And if you squint, using mouse movements as a source of entropy is still used by some modern programs. Some SSH key generators use it, and I'm sure I've had a Linux installer ask me for it too in recent years. I'm not sure whether this is theatre or whether the OS really can't be relied on to provide suitable entropy itself.




I think old console games (e.g. for the NES) were like this. You can record the inputs for a speedrun dependant on RNG and replay them on a real console, and so long as the timing is maintained exactly, the RNG outputs will be the same. This has been demonstrated with a tool called TASbot.


I don't think TASbot is a real tool, it's an avatar for any tool assisted speed run using a variety of tools unique to a specific system or game. See https://tas.bot/wiki/Main_Page


A little of column A, a little of column B.

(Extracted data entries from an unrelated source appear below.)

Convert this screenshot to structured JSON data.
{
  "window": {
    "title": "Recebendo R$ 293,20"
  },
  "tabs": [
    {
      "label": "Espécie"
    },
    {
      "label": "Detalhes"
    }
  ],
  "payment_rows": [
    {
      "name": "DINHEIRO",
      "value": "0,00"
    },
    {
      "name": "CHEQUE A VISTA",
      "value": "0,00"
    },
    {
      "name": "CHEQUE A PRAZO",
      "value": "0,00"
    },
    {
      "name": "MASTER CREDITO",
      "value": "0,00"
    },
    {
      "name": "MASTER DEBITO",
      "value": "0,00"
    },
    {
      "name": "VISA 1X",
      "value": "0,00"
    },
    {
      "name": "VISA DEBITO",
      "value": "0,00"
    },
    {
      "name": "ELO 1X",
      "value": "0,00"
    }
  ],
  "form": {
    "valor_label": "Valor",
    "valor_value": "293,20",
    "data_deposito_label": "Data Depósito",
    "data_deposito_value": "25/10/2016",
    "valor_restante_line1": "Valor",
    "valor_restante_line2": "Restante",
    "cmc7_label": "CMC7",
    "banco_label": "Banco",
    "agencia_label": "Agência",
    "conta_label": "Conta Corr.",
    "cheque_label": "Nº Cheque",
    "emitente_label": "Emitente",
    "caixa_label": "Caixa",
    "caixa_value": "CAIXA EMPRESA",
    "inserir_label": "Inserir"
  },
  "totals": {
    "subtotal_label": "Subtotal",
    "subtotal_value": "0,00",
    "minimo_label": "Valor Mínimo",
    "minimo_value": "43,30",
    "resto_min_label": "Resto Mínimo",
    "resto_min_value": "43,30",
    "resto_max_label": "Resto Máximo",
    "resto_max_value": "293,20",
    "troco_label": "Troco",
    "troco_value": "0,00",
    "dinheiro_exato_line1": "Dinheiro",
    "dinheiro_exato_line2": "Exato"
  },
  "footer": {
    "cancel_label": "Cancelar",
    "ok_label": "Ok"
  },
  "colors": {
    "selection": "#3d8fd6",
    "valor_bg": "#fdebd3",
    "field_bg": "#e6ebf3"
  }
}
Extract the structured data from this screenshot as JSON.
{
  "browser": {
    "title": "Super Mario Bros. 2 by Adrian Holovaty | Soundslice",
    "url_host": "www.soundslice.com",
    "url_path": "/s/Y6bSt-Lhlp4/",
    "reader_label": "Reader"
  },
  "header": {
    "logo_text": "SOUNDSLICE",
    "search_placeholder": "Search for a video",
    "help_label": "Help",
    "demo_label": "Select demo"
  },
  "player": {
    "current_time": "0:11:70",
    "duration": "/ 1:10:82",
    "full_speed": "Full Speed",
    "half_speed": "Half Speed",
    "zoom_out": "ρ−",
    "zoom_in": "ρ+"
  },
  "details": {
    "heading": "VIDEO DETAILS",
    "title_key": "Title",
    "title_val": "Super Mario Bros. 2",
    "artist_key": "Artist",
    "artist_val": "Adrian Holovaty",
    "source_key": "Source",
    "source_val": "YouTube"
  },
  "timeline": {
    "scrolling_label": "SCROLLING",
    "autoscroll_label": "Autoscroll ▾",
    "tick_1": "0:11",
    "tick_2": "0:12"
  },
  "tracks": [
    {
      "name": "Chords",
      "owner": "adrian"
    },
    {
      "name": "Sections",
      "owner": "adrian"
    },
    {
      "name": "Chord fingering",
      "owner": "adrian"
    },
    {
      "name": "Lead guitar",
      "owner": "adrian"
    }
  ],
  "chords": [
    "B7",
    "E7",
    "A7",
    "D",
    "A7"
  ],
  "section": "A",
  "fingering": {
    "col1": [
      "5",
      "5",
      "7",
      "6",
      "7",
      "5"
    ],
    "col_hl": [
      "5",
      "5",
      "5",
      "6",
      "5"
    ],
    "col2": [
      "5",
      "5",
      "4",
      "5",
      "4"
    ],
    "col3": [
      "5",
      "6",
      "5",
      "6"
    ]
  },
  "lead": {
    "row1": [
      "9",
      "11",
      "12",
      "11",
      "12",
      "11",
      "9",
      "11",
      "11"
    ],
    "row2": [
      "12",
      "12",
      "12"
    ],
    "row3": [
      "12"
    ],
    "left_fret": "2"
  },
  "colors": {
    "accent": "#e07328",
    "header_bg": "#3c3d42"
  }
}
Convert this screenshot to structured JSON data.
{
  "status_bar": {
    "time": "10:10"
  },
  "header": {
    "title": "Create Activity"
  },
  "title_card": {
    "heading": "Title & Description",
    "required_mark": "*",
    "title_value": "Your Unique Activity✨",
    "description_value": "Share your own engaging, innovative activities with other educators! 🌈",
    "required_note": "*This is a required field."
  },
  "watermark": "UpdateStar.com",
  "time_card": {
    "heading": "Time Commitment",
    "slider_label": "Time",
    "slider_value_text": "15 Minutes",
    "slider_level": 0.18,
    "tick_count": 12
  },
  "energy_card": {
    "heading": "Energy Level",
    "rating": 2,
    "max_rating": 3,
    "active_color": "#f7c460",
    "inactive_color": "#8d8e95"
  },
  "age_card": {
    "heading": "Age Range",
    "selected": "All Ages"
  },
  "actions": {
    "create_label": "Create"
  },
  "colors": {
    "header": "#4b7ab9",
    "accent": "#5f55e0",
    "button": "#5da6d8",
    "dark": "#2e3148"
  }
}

Generally a key generator does not itself watch for mouse-movements, it just gets random noise from the OS. But the OS gets its random noise from a random number generator, and the random number generator needs to be seeded with genuine randomness. Some CPUs provide a hardware RNG, but older CPUs do not, and some OSs do not trust a hardware RNG implemented in opaque, un-auditable microcode, so they get their randomness from things like the difference between the CPU clock and real-time clock[1] or the relative timing of interrupts... such as those caused by mouse-movement or keyboard key presses.

[1]: https://www.finnie.org/software/twuewand/


Yeah, sometimes I am surprised by what I was able to figure out as a kid, with no internet or anyone to really ask how to do things. I had books, but mostly just figured stuff out.

I recreated bastardized versions of so many data types that I learned about much later.